"I don't know," said the emir. "They never allow strangers to enter their country. They are a very ancient people, and they fight so well in their mountains that even the Turks have not been able to conquer them."
"But can't we make overtures?" said Tancred.
"That is what I have done," said Fakredeen. "The Queen of the Ansarey has heard about you, and I have arranged that we should go and see her as soon as the Syrian assembly was over. Everything is ready for our journey, so, if you like, we will start at once."
It was a difficult expedition, as the Queen of the Ansarey was then waging war on the Turkish pasha of Aleppo. Happily, the travellers came upon a band of Ansareys who were raiding the Turkish province, and were led by them through their black ravines to the fortress palace of the queen.
She received them, sitting on her divan, clothed in a purple robe, and shrouded in a long veil. This she took off when Tancred came towards her, and he marvelled at the strangeness of her beauty. There was nothing oriental about her. She was a Greek girl of the ancient type, with violet eyes, fair cheeks, and dark hair.
"Prince," she said, "we are a people who wish neither to see nor to be seen. We do not care what goes on in the world around. Our mountains are wild and barren, but while Apollo dwells among us, we do not care for gold, or silk, or jewels."
"Apollo!" cried Tancred. "Are the gods of Olympus still worshipped on earth?"

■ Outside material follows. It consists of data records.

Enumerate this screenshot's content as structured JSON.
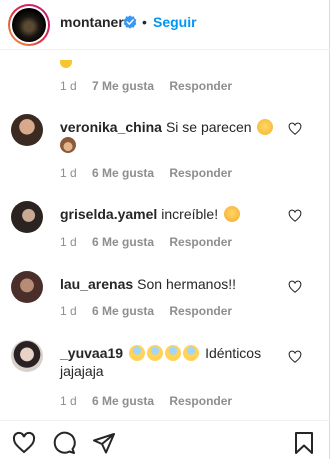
{
  "header": {
    "username": "montaner",
    "separator": "•",
    "follow_label": "Seguir"
  },
  "previous_comment_meta": {
    "time": "1 d",
    "likes": "7 Me gusta",
    "reply": "Responder"
  },
  "comments": [
    {
      "username": "veronika_china",
      "text": "Si se parecen",
      "time": "1 d",
      "likes": "6 Me gusta",
      "reply": "Responder"
    },
    {
      "username": "griselda.yamel",
      "text": "increíble!",
      "time": "1 d",
      "likes": "6 Me gusta",
      "reply": "Responder"
    },
    {
      "username": "lau_arenas",
      "text": "Son hermanos!!",
      "time": "1 d",
      "likes": "6 Me gusta",
      "reply": "Responder"
    },
    {
      "username": "_yuvaa19",
      "text": "Idénticos jajajaja",
      "time": "1 d",
      "likes": "6 Me gusta",
      "reply": "Responder"
    }
  ],
  "icons": {
    "verified": "verified-badge-icon",
    "heart": "heart-outline-icon",
    "comment": "comment-bubble-icon",
    "share": "paper-plane-icon",
    "save": "bookmark-icon"
  },
  "colors": {
    "follow": "#0095f6",
    "muted": "#8e8e8e",
    "text": "#262626"
  }
}
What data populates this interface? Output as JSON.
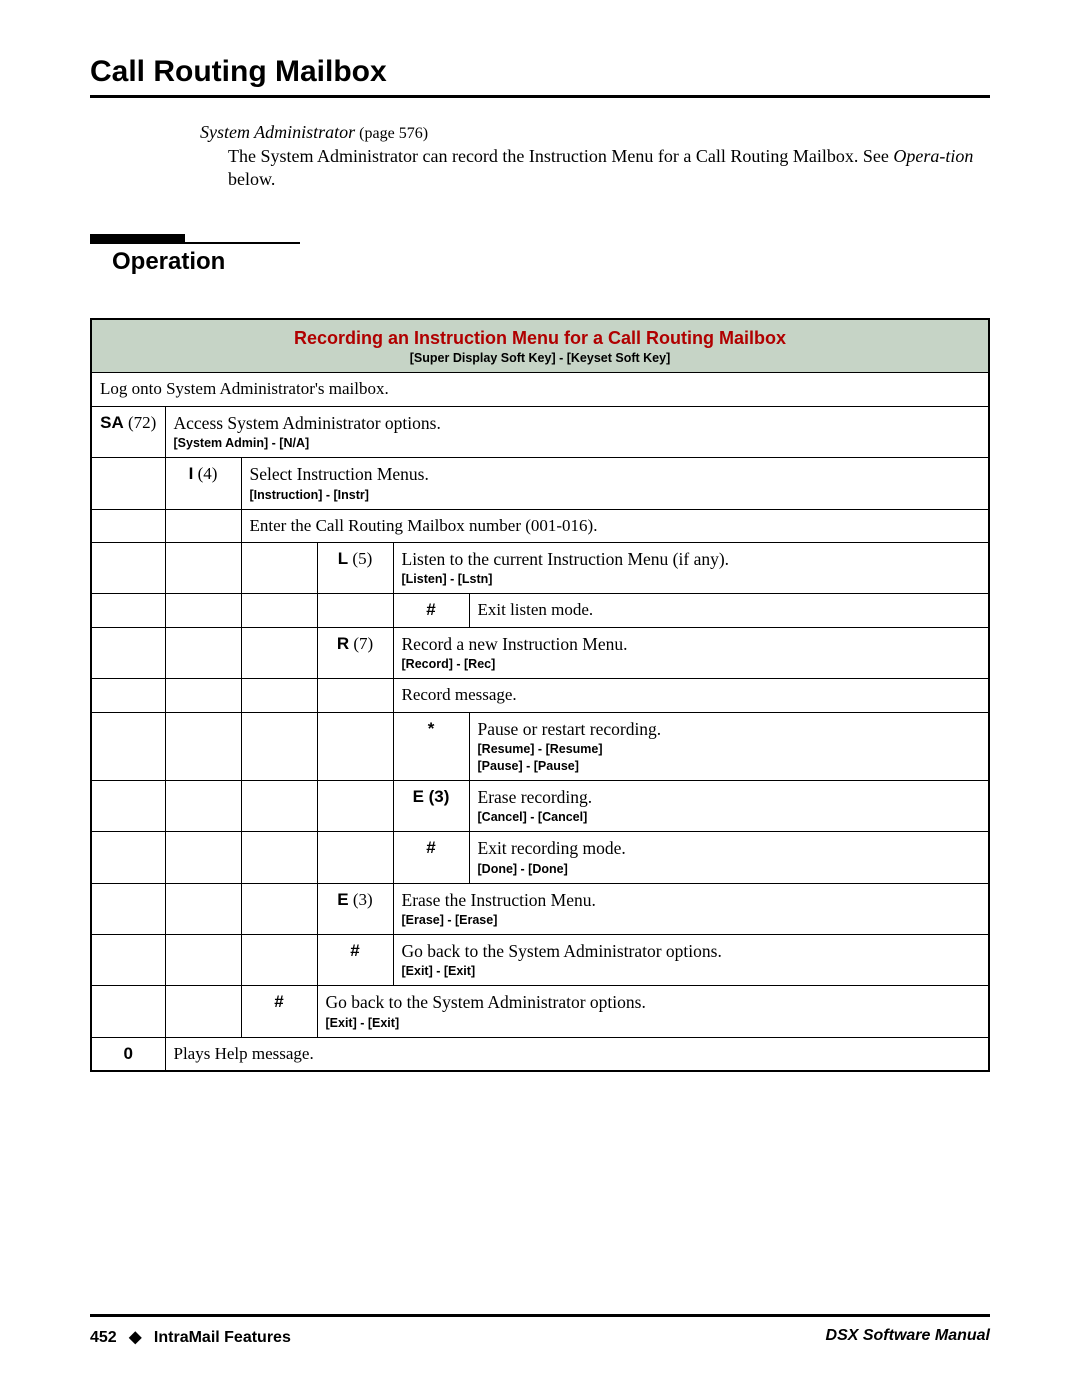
{
  "page_title": "Call Routing Mailbox",
  "intro": {
    "heading": "System Administrator",
    "page_ref": " (page 576)",
    "body_pre": "The System Administrator can record the Instruction Menu for a Call Routing Mailbox. See ",
    "body_em": "Opera-tion",
    "body_post": " below."
  },
  "section_heading": "Operation",
  "table_header": {
    "title": "Recording an Instruction Menu for a Call Routing Mailbox",
    "sub": "[Super Display Soft Key] - [Keyset Soft Key]"
  },
  "rows": {
    "logon": "Log onto System Administrator's mailbox.",
    "sa_key": "SA",
    "sa_paren": " (72)",
    "sa_desc": "Access System Administrator options.",
    "sa_soft": "[System Admin] - [N/A]",
    "i_key": "I",
    "i_paren": " (4)",
    "i_desc": "Select Instruction Menus.",
    "i_soft": "[Instruction] - [Instr]",
    "enter_crm": "Enter the Call Routing Mailbox number (001-016).",
    "l_key": "L",
    "l_paren": " (5)",
    "l_desc": "Listen to the current Instruction Menu (if any).",
    "l_soft": "[Listen] - [Lstn]",
    "hash1_key": "#",
    "hash1_desc": "Exit listen mode.",
    "r_key": "R",
    "r_paren": " (7)",
    "r_desc": "Record a new Instruction Menu.",
    "r_soft": "[Record] - [Rec]",
    "record_msg": "Record message.",
    "star_key": "*",
    "star_desc": "Pause or restart recording.",
    "star_soft1": "[Resume] - [Resume]",
    "star_soft2": "[Pause] - [Pause]",
    "e3a_key": "E (3)",
    "e3a_desc": "Erase recording.",
    "e3a_soft": "[Cancel] - [Cancel]",
    "hash2_key": "#",
    "hash2_desc": "Exit recording mode.",
    "hash2_soft": "[Done] - [Done]",
    "e3b_key": "E",
    "e3b_paren": " (3)",
    "e3b_desc": "Erase the Instruction Menu.",
    "e3b_soft": "[Erase] - [Erase]",
    "hash3_key": "#",
    "hash3_desc": "Go back to the System Administrator options.",
    "hash3_soft": "[Exit] - [Exit]",
    "hash4_key": "#",
    "hash4_desc": "Go back to the System Administrator options.",
    "hash4_soft": "[Exit] - [Exit]",
    "zero_key": "0",
    "zero_desc": "Plays Help message."
  },
  "footer": {
    "page_num": "452",
    "section": "IntraMail Features",
    "manual": "DSX Software Manual"
  }
}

"Yes, Apollo still lives among us, and another greater than Apollo," said the young queen, looking at Tancred long and earnestly. "Follow me, and you shall now behold the secret of the Ansarey."
Her maidens adorned her with a garland of roses, and put a garland on the head of Tancred, and she led him through a portal of bronze, down an underground passage, into an Ionic temple, filled with the white and lovely forms of the gods of ancient Greece.
"Do you know this?" said the queen to Tancred, looking at a statue in golden ivory, and then at the young Englishman, whose clear-cut features and hyacinthine locks curiously resembled those of the carven image.